I thought the day I had the MRI was stressful, but I have to say that today takes the cake. It's unfortunate that the medical folks have to unload all those "possibilities," on a person about to have surgery. If I had realized how it was going to do, I certainly would have taken a Xanax for my nerves.
May I give a special thanks to all of you who have made a donation to Stefanie's team, Tiny Dancers, for the Komen Foundations Race for the Cure. God bless you!

August 25, 2005--In case there was any doubt in anyone's mind, I do have a heart. I saw it on an ultrasound today, just beating away. The cardiologist, Dr. Whitaker, is a super nice guy. He didn't think there was anything wrong with my heart, but, in the interest of covering all the bases, he had me do a treadmill stress test and an echocardiogram. I passed both with flying colors. It sort of irritated me yesterday to think that the anesthesiologist was demanding a clearance from a cardio. But, in retrospect I think it was the right thing to do. It was just a little unexpected. By going to Austin Heart for these procedures, I got to meet and visit with some really sweet people. I've come to realize how important it is to a patient with a serious illness to be treated with love, warmth, and respect. Those intangibles at this stage are as much as part of my treatment as the medical stuff they're going to put me through. I believe that the attitudes of the people delivering the care is as important as the care itself. This had never before occurred to me.
I have been admonished by so many people to "stay positive." Believe me, friends and neighbors, I am doing my level best to do just that. But there are times when I get a bit down. I got a darling card from Anne and Bob today that said, "The last thing you need is one more person telling you to 'hang in there.' " "So I'll just ask God to remind you how secure His hold is!" "He'll Never Let You Down."

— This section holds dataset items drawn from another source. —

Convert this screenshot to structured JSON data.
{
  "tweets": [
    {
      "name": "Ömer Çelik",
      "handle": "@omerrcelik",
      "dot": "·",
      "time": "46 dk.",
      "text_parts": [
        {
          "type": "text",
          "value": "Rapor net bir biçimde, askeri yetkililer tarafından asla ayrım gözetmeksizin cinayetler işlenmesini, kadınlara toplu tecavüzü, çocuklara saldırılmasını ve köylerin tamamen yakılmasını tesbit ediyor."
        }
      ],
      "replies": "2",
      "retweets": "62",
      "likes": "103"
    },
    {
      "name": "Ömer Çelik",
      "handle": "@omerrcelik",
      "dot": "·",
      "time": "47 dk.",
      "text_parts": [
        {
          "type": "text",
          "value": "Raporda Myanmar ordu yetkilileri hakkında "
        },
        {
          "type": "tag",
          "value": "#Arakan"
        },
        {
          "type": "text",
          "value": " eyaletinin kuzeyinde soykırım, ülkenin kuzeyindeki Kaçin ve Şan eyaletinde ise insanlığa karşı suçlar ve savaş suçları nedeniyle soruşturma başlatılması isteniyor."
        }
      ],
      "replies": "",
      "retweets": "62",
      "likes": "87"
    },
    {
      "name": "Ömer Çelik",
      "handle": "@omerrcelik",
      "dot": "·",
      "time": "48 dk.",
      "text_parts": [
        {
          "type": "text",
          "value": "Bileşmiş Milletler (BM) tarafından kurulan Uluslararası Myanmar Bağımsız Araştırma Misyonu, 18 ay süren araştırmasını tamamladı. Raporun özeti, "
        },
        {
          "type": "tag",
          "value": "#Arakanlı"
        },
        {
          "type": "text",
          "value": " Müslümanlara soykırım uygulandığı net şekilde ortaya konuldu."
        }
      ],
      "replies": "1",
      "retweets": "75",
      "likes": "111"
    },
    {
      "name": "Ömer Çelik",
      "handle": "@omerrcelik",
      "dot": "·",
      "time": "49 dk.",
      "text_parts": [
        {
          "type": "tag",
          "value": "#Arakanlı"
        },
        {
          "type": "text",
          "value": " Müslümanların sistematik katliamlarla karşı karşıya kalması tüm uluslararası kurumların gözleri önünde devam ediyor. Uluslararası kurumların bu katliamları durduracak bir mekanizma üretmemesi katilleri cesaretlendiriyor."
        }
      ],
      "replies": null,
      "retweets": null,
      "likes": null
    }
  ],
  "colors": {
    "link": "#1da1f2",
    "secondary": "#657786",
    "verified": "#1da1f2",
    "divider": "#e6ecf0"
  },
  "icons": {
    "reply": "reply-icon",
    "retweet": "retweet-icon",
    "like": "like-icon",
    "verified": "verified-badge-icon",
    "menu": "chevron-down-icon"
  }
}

And so I, like all of us, am in God's Hands. I am trusting that he is not going to let me down.

August 26, 2005--My friends at work, Cyrus, Brian, Sandi, Faye, and Amy took me out to lunch. They have been so good to me, so understanding of my situation. I just couldn't ask for a nicer bunch of people to be my work-mates. I feel truly blessed.
I picked up my cardiology clearance report and delivered it to Dr. Regan's office. Looks like all systems are "go," now. On the day of the surgery, I hope they don't have to report, "Houston we have a problem." Actually, I'm sure they won't. That was just one of my feeble attempts at humor.
My friend Helen invited me to here church for a prayer service in the evening. Lee didn't want to go, but I felt it was the right thing for me to do. I saw some folks with whom I used to attend a different church. It was great to see them. During the service, they all gathered around me with a ministry team and they performed the laying on of hands and prayed for my family and me. I told them that I didn't expect a healing from the cancer right then and there, but I do need to know that God's presence will give us all comfort. It was a wonderful experience, and I did feel a peace that I hadn't really felt before. Even as I write this on the 27th, I don't have the fear that I did.